I have been lucky enough to work within the SAP ecosystem for more than 30 years, first with Hewlett Packard, then Gartner, where I spent almost two decades, before joining Resulting IT last year as a non-executive director. I am utterly gobsmacked that even now, after all that time, customers are still not achieving anything like as much business value as they should be from this great technology.
Those are the worrying headline findings from Resulting’s 2018 SAP Success Report. It is high time business leaders bucked this trend, for the sake of their organisation’s future.
In case you don’t know, SAP, headquartered in Walldorf in Germany, is Europe’s solitary $100-billion technology company. The first big application it sold was enterprise resource planning or ERP which has become a buzzword within the industry for the back office of an organisation.
There is all this talk at the moment about business transformation and, while there is no question that the potential of nascent technologies such as artificial intelligence, the internet of things and machine-learning, is exciting, there is little point getting carried away if the back office is not in good order. This is where SAP and ERP come in.
It may have been around for a long time, but ERP is just as vital today as it has ever been
ERP looks after the back office, dealing with the financial elements, reporting and procurement, and often manufacturing planning as well. Most importantly, it handles key customer experience processes such as order fulfilment and billing. It may have been around for a long time, but ERP is just as vital today as it has ever been. And from what I have seen recently, many business leaders are overlooking its considerable importance, preferring instead to dwell on newer technologies.
C-suiters need to remember that having a robust back office is like having a good foundation for a house; it is impossible to scale successfully if that is not in place. Furthermore, the back and front offices need to be joined up to optimise business efficiency. We need, therefore, to go back to basics.
Traditionally, an organisation buys ERP software and then finds a big consulting firm, such as Accenture, IBM or Capgemini, to implement it. Those companies have great experience in leading clients through the processes of configuring ERP, setting it up and going live. Because integrating ERP is complicated and affects so many people, too many projects run into problems and delays you didn’t expect.
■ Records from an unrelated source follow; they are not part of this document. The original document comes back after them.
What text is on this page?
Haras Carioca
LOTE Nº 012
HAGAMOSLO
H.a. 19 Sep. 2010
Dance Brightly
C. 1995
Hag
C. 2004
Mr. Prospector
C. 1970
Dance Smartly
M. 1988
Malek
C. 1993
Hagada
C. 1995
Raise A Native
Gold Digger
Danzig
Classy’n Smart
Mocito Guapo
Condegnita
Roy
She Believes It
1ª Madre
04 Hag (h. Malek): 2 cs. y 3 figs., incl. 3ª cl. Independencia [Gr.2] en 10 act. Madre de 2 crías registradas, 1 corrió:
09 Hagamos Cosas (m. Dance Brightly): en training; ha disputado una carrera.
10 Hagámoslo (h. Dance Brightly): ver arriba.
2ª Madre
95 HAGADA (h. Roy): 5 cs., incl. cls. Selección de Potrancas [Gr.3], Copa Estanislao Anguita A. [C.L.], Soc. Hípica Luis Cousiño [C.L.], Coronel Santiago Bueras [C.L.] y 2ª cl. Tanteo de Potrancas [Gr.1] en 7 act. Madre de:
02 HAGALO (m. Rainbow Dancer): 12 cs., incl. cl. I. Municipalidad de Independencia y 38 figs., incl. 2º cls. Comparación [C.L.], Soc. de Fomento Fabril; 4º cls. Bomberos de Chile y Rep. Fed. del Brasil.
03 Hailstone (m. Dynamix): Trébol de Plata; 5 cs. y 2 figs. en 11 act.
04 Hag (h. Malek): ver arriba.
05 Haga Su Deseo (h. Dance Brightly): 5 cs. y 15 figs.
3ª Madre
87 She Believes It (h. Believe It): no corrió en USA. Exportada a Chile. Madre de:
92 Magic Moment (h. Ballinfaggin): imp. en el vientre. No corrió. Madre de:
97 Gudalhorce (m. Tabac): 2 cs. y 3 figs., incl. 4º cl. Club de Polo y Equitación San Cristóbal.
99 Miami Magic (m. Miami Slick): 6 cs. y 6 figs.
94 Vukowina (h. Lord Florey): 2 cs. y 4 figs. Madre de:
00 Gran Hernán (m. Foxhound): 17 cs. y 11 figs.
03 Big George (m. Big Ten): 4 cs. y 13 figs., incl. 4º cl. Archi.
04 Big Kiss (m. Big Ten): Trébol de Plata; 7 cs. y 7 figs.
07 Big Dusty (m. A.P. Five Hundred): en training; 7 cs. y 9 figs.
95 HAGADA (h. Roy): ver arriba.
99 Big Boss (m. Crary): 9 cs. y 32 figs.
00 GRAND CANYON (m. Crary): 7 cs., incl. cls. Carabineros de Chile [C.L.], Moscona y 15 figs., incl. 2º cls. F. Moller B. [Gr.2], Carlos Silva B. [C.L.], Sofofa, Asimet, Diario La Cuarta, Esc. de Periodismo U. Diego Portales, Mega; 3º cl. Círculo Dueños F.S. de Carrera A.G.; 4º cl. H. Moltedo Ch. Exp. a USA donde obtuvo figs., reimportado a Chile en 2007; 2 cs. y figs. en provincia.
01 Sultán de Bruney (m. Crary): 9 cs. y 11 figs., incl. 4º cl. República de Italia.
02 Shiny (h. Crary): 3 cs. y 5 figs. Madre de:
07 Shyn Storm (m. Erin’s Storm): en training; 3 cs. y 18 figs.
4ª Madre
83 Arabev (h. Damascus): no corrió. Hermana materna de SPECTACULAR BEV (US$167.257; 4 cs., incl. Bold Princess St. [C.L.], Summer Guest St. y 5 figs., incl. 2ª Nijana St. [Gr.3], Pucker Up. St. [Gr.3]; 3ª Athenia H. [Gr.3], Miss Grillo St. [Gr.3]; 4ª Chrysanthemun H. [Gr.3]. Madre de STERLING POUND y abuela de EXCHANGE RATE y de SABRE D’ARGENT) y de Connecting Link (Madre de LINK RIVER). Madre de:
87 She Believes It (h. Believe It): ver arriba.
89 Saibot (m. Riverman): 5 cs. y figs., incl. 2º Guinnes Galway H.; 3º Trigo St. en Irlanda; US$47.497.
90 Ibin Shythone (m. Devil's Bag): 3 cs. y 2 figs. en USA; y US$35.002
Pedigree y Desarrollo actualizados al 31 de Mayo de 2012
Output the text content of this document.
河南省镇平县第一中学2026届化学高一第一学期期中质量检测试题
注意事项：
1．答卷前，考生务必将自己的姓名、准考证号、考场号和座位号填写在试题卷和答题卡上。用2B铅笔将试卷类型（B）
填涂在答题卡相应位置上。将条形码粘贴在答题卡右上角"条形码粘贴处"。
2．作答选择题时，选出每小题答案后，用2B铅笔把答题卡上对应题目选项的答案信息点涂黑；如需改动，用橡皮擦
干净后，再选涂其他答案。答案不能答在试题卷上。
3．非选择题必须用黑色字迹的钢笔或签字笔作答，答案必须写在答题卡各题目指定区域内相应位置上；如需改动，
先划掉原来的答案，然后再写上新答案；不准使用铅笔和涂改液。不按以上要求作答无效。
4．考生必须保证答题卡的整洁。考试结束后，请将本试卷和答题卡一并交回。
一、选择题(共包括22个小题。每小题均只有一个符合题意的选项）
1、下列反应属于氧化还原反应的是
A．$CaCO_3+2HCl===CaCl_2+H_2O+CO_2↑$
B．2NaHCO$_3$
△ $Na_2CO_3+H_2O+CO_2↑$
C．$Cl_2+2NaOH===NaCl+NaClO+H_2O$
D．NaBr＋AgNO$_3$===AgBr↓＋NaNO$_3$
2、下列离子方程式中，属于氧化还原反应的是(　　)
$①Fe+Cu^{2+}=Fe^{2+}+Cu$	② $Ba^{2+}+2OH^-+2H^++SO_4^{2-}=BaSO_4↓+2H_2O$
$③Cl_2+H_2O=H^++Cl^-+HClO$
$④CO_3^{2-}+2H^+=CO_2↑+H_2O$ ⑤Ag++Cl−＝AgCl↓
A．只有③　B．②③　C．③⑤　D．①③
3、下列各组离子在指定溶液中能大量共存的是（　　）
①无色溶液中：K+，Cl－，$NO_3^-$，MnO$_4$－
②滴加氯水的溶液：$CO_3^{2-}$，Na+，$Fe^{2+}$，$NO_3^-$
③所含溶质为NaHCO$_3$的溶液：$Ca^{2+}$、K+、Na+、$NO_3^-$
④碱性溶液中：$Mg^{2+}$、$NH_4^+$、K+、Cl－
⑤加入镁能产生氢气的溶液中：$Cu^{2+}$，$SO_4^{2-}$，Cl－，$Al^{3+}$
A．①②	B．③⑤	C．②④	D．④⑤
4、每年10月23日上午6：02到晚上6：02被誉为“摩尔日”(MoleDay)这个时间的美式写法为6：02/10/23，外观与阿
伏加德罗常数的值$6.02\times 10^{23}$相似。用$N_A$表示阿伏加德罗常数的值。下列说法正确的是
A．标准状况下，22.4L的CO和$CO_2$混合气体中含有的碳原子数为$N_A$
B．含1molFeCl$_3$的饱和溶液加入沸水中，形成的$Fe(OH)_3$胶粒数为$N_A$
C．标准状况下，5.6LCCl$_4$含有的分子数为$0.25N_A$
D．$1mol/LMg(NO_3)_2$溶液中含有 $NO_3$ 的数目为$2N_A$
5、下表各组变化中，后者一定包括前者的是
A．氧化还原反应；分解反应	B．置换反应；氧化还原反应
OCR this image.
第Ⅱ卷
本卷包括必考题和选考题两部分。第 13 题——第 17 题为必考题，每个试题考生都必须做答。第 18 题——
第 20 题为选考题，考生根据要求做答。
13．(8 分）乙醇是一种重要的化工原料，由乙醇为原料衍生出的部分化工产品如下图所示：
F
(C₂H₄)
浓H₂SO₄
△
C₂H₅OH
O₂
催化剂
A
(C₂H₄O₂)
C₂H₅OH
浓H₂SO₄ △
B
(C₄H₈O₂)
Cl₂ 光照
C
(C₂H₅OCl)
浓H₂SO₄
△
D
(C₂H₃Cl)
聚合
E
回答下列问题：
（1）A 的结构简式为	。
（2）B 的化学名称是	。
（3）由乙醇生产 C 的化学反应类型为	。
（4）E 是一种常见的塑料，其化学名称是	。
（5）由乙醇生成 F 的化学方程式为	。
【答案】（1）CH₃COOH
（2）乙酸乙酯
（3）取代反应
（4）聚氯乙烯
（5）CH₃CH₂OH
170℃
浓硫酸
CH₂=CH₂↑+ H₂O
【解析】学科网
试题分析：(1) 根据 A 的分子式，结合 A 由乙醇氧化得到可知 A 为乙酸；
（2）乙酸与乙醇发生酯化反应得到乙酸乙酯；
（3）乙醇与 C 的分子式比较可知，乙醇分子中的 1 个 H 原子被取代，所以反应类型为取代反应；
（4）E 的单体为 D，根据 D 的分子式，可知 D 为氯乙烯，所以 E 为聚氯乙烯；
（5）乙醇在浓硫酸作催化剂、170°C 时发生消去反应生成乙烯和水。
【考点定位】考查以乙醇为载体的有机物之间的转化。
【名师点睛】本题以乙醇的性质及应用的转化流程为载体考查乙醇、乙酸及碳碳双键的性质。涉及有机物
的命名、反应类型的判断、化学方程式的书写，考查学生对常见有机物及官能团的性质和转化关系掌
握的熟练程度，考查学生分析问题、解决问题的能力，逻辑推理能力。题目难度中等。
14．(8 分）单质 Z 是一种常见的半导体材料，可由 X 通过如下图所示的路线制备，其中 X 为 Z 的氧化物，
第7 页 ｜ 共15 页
As Resulting’s research has uncovered, despite 20 years of “practice”, there is a startling lack of maturity and SAP customers are still having mixed success. The study reveals the big success levers that are the difference between triumph and failure with SAP, and identifies the elements that make the greatest impact upon plans, budgets and, most importantly, achieving the objectives in their business case.
Indeed, only around one-third said they had kept to their original SAP plan. Further, fewer than 30 per cent revealed they had come in on budget. And just under half admitted they had achieved their business objectives, which means, unbelievably, success is a 50-50 gamble. I can’t get my head around this statistic that should serve as a massive wake-up call to business leaders.
There are a small number of very smart companies out there that know how to make SAP a long-term success. Hands-on, customer-centric organisations are much more attentive and focused on client needs.
In my vast experience, it pays to engage niche companies that can show you how to optimise business processes and achieve self-sufficiency with SAP. Crucially, that attentiveness means better odds of SAP success and who doesn’t want to improve their odds of winning?